Sono voci diverse che, insieme, raccontano non solo le mie opere ma anche il dialogo che nasce con chi le osserva.
Claudia Bettega
autore prof. Giuliano Menato
autore prof. Giuliano Menato
IL LINGUAGGIO DELLE COSE
del prof. Giuliano Menato
Le opere di Claudia Bettega vogliono attivare un dialogo e stabilire un rapporto. E trasformare una superficie neutra, come la tela, dandole una personalità. Claudia lavora con concetti e idee, non con archetipi e stereotipi. Lavora su cose che appartengono all’esperienza comune, alla conoscenza di tutti. Le sue immagini non vengono dall’inconscio ma dall’informazione visiva, e sono più istintive che interiori. Accettando di rappresentare figure nella loro banalità, mette in scena soggetti che acquistano un significato a partire dal momento in cui lo sguardo si posa su di essi. Chi guarda le sue figure non è una macchina, è uno che pensa, desidera, si delizia, si annoia.

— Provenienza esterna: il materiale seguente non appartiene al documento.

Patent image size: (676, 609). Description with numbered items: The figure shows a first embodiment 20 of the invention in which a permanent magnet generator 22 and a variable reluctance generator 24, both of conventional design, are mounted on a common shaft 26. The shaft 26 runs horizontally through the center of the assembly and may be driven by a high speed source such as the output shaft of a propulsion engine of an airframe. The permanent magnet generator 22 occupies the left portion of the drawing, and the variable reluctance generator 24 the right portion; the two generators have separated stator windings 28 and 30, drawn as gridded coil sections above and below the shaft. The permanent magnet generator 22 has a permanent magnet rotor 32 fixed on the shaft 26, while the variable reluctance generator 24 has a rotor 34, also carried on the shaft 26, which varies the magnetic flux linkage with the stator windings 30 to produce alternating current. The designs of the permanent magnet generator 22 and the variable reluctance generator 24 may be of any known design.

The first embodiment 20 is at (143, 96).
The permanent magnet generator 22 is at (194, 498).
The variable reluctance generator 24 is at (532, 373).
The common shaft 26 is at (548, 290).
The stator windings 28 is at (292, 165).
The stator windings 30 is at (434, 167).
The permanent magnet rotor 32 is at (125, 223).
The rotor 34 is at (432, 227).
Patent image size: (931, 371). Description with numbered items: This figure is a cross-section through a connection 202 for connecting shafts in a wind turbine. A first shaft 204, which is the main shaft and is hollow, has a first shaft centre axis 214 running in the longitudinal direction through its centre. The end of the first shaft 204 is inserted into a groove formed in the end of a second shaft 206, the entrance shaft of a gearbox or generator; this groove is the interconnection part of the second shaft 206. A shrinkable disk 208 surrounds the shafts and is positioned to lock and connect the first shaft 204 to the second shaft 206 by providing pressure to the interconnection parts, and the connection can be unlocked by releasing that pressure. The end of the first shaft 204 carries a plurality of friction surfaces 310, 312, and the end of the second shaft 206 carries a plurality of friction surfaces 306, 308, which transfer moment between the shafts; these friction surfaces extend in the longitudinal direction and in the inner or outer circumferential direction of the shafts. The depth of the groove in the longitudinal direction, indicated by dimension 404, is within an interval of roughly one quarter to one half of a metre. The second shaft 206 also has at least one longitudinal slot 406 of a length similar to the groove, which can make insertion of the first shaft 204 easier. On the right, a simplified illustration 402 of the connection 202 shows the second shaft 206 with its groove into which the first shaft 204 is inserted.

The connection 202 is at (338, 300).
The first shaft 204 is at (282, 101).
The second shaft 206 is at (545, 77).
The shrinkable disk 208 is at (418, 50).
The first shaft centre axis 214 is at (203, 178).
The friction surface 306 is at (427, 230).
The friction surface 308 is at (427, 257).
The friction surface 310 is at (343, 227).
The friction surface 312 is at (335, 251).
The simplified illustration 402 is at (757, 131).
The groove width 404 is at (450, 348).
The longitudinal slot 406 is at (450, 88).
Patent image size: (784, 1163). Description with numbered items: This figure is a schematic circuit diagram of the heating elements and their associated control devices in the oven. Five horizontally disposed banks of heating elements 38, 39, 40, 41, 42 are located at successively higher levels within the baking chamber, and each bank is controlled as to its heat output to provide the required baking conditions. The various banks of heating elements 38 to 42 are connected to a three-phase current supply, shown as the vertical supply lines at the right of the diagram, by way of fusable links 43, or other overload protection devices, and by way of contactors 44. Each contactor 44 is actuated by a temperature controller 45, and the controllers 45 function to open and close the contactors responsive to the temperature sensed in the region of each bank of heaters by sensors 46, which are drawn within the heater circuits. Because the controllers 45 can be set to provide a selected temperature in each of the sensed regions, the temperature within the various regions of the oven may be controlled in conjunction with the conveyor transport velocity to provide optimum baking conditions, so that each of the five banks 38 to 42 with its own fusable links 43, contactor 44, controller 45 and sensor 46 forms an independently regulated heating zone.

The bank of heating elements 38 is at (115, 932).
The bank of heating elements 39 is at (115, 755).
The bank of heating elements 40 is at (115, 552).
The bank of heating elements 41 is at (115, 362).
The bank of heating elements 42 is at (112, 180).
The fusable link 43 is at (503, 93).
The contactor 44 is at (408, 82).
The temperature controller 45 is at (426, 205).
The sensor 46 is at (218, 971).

Claudia è per un’arte che si intreccia con la vita di tutti i giorni e nello stesso tempo sogna, che prende le sue forme dalla vita e si estende al di là di esse. Non vuole comunicare messaggi astrusi, ma solo attirare l’attenzione dello spettatore facendolo pensare a ciò che vede. Lo sforzo di concentrare la sua energia su un messaggio la limiterebbe e perciò preferisce andare verso l’ignoto e il fantastico, come dimostrano quelle opere in cui la figura idealizzata dai media è sostituita da un’immagine di pura fantasia. L’interesse eminentemente formale è evidente. Ella è impegnata a riqualificare il vasto repertorio delle sue rappresentazioni pittoriche e a innalzarle ad un livello di valori formali. L’assunzione di immagini dai mass-media, pur evidente e innegabile, non è l’elemento intimamente costitutivo della sua poetica. È piuttosto una delle implicazioni di un nuovo e aderente sguardo rivolto verso il mondo. L’incontro di Claudia con il proprio ambiente, con la realtà che la circonda, con i modelli dell’esperienza ordinaria, con la proiezione delle immagini artificiali, costituisce sul piano estetico l’incontro significativo tra l’artista e il suo mondo.